Pero entonces, ¿qué queda por hacer ante un panorama semejante? Al ser consultado el gran novelista Tolstoi sobre cómo salir de una situación catastrófica, dio como respuesta: «Trabajar, trabajar y trabajar», que se relaciona con aquello de Goethe: «En el principio era la acción». Y cuando le preguntaron a la Madre Teresa de Calcuta cómo haría para socorrer a cientos de niños huérfanos de guerra con sólo un puñado de hermanas, dijo sin alterarse: «Muy simple: los vamos a socorrer uno por uno», lo que nos recuerda que la educación bien entendida es, siempre y ante todo, una labor paciente y personalista, casi artesanal.

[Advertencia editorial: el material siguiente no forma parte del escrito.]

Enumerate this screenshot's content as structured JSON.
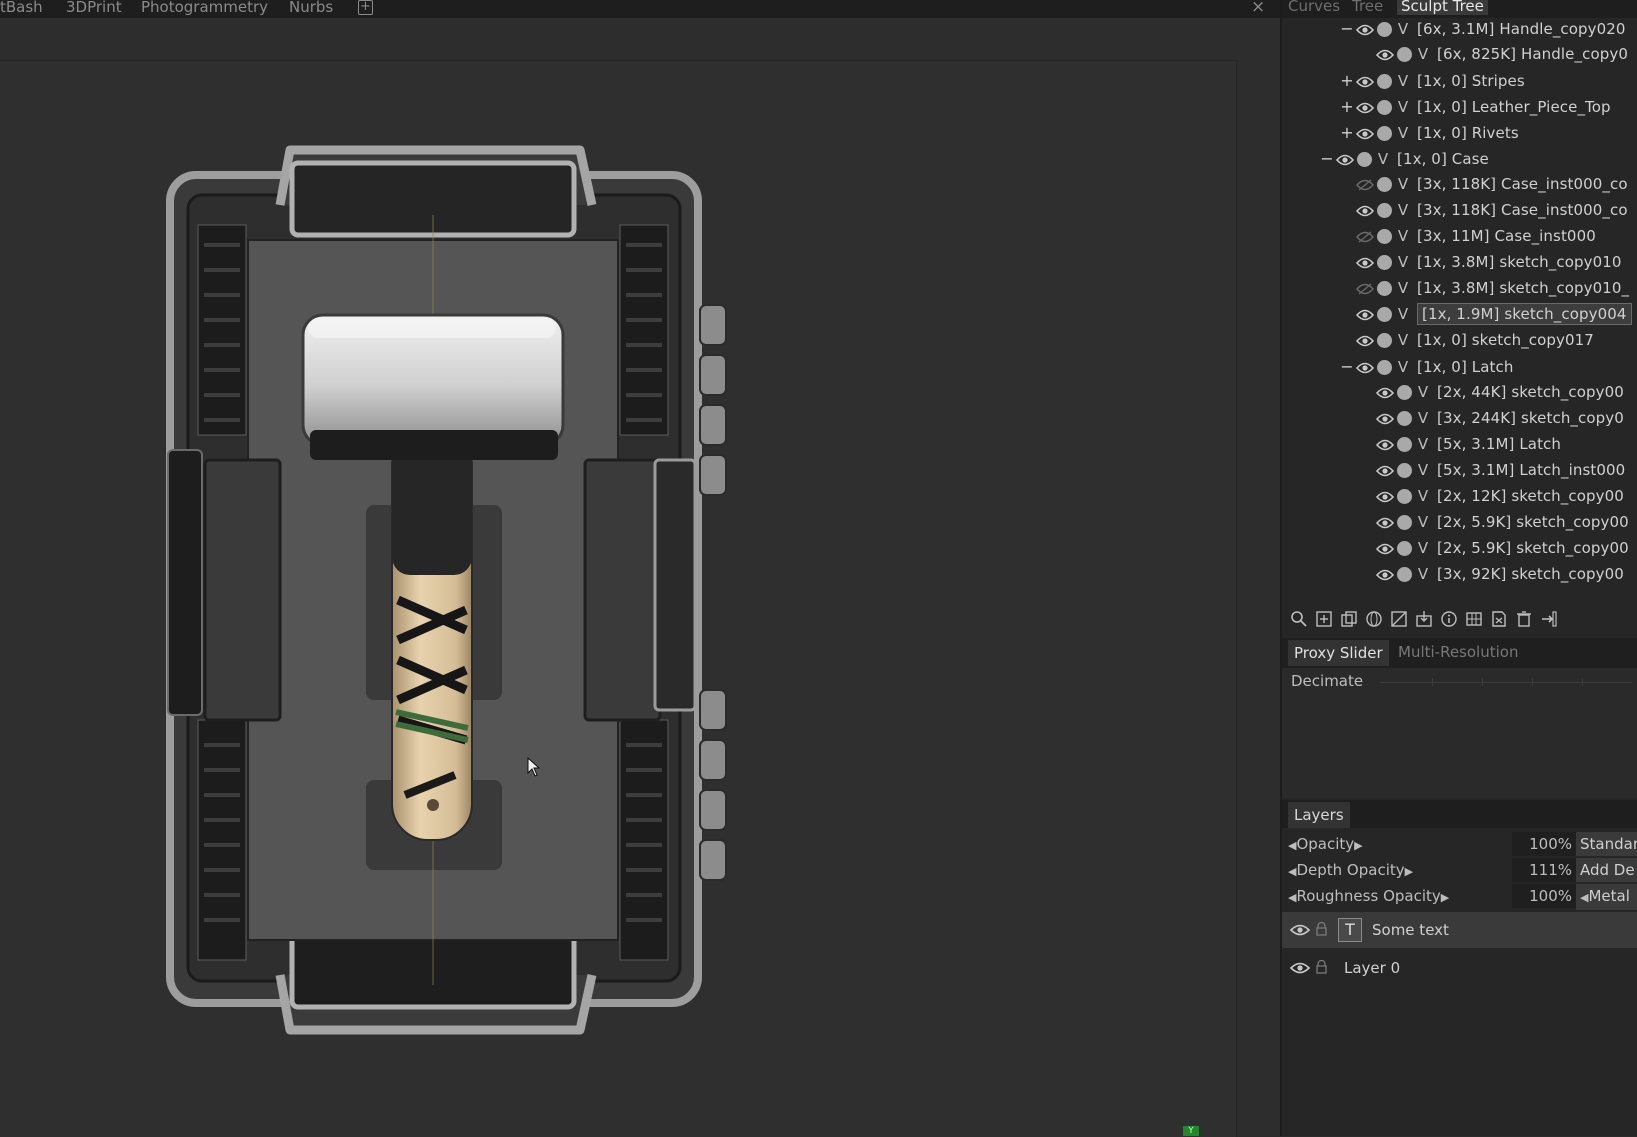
{
  "menu": {
    "tabs": [
      "tBash",
      "3DPrint",
      "Photogrammetry",
      "Nurbs"
    ],
    "add_tab_icon": "plus-square-icon",
    "close_icon": "close-icon"
  },
  "panel": {
    "tabs": [
      "Curves",
      "Tree",
      "Sculpt",
      "Tree"
    ],
    "active_tab": "Sculpt Tree",
    "tree": [
      {
        "toggle": "−",
        "label": "[6x, 3.1M]  Handle_copy020",
        "visible": true
      },
      {
        "toggle": "",
        "label": "[6x, 825K]  Handle_copy0",
        "visible": true
      },
      {
        "toggle": "+",
        "label": "[1x, 0]  Stripes",
        "visible": true
      },
      {
        "toggle": "+",
        "label": "[1x, 0]  Leather_Piece_Top",
        "visible": true
      },
      {
        "toggle": "+",
        "label": "[1x, 0]  Rivets",
        "visible": true
      },
      {
        "toggle": "−",
        "label": "[1x, 0]  Case",
        "visible": true
      },
      {
        "toggle": "",
        "label": "[3x, 118K]  Case_inst000_co",
        "visible": false
      },
      {
        "toggle": "",
        "label": "[3x, 118K]  Case_inst000_co",
        "visible": true
      },
      {
        "toggle": "",
        "label": "[3x, 11M]  Case_inst000",
        "visible": false
      },
      {
        "toggle": "",
        "label": "[1x, 3.8M]  sketch_copy010",
        "visible": true
      },
      {
        "toggle": "",
        "label": "[1x, 3.8M]  sketch_copy010_",
        "visible": false
      },
      {
        "toggle": "",
        "label": "[1x, 1.9M]  sketch_copy004",
        "visible": true,
        "selected": true
      },
      {
        "toggle": "",
        "label": "[1x, 0]  sketch_copy017",
        "visible": true
      },
      {
        "toggle": "−",
        "label": "[1x, 0]  Latch",
        "visible": true
      },
      {
        "toggle": "",
        "label": "[2x, 44K]  sketch_copy00",
        "visible": true
      },
      {
        "toggle": "",
        "label": "[3x, 244K]  sketch_copy0",
        "visible": true
      },
      {
        "toggle": "",
        "label": "[5x, 3.1M]  Latch",
        "visible": true
      },
      {
        "toggle": "",
        "label": "[5x, 3.1M]  Latch_inst000",
        "visible": true
      },
      {
        "toggle": "",
        "label": "[2x, 12K]  sketch_copy00",
        "visible": true
      },
      {
        "toggle": "",
        "label": "[2x, 5.9K]  sketch_copy00",
        "visible": true
      },
      {
        "toggle": "",
        "label": "[2x, 5.9K]  sketch_copy00",
        "visible": true
      },
      {
        "toggle": "",
        "label": "[3x, 92K]  sketch_copy00",
        "visible": true
      }
    ],
    "visibility_column_glyph": "V",
    "toolbar_icons": [
      "search-icon",
      "add-layer-icon",
      "duplicate-icon",
      "sphere-icon",
      "merge-icon",
      "import-icon",
      "info-icon",
      "grid-icon",
      "export-icon",
      "trash-icon",
      "collapse-icon"
    ],
    "proxy": {
      "tabs": [
        "Proxy Slider",
        "Multi-Resolution"
      ],
      "decimate_label": "Decimate"
    },
    "layers": {
      "title": "Layers",
      "props": [
        {
          "label": "Opacity",
          "value": "100%",
          "extra": "Standar"
        },
        {
          "label": "Depth  Opacity",
          "value": "111%",
          "extra": "Add  De"
        },
        {
          "label": "Roughness  Opacity",
          "value": "100%",
          "extra": "Metal"
        }
      ],
      "items": [
        {
          "name": "Some  text",
          "type": "text-layer",
          "selected": true
        },
        {
          "name": "Layer  0",
          "type": "layer",
          "selected": false
        }
      ]
    }
  },
  "viewport": {
    "gizmo_label": "Y"
  },
  "colors": {
    "background": "#2b2b2b",
    "panel": "#262626",
    "hammer_head": "#d9d9d9",
    "handle_wrap": "#e6cfa8",
    "grip_stripe": "#3d6b3a"
  }
}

Pero junto con el fortalecimiento del esmero y la paciencia, se deberá también, sin duda, tomar medidas urgentes, tales como instrumentar en la educación media nuevos métodos de estudio, crear el hábito de la lectura completa de libros, promover el diálogo inteligente entre el colegio y la universidad, exigir a los docentes mayor formación (y remunerarlos con justicia), erradicar de los textos del Ministerio de Educación frases como «construcción del conocimiento» para suplantarlas por otras más humildes y eficaces como «adquisición del conocimiento» y, sobre todo, convertir esta amarga experiencia de los aplazos masivos en la hora cero de una nueva etapa en la historia de la educación argentina, sin demoras y con ánimo decidido y abierto.

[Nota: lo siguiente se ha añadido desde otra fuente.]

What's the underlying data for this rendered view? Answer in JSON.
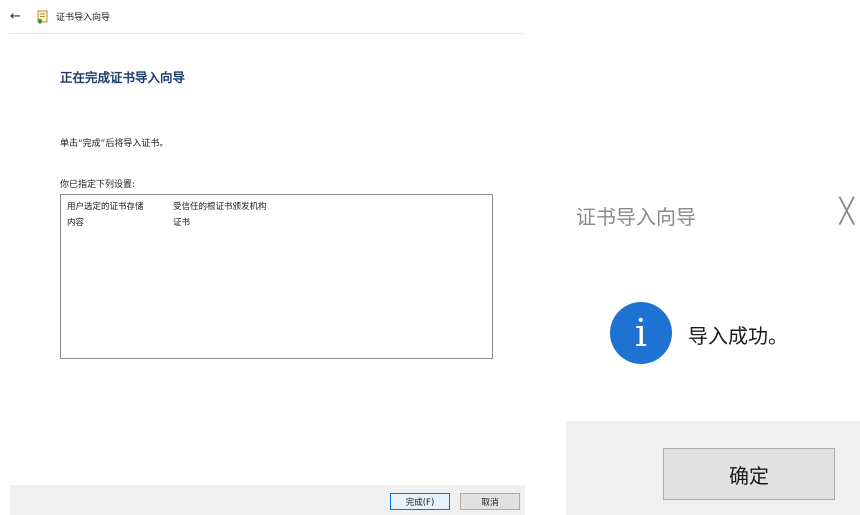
{
  "wizard": {
    "title": "证书导入向导",
    "heading": "正在完成证书导入向导",
    "instruction": "单击“完成”后将导入证书。",
    "settings_label": "你已指定下列设置:",
    "settings": [
      {
        "key": "用户选定的证书存储",
        "value": "受信任的根证书颁发机构"
      },
      {
        "key": "内容",
        "value": "证书"
      }
    ],
    "finish_label": "完成(F)",
    "cancel_label": "取消"
  },
  "message_box": {
    "title": "证书导入向导",
    "close_glyph": "╳",
    "message": "导入成功。",
    "ok_label": "确定",
    "icon": "info-icon",
    "icon_glyph": "i",
    "icon_color": "#1e73d2"
  }
}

Y una última sugerencia: si el gran filósofo Platón hizo colgar un letrero sobre la puerta de entrada a su cátedra que advertía: «El que no sepa geometría no entre aquí», en las universidades argentinas debería ponerse un cartel semejante que rece: «El que no sepa nada de nada, que no entre aquí, por respeto al conocimiento, a sí mismo y al cero… de gloriosa memoria».

El autor es escritor y profesor de literatura.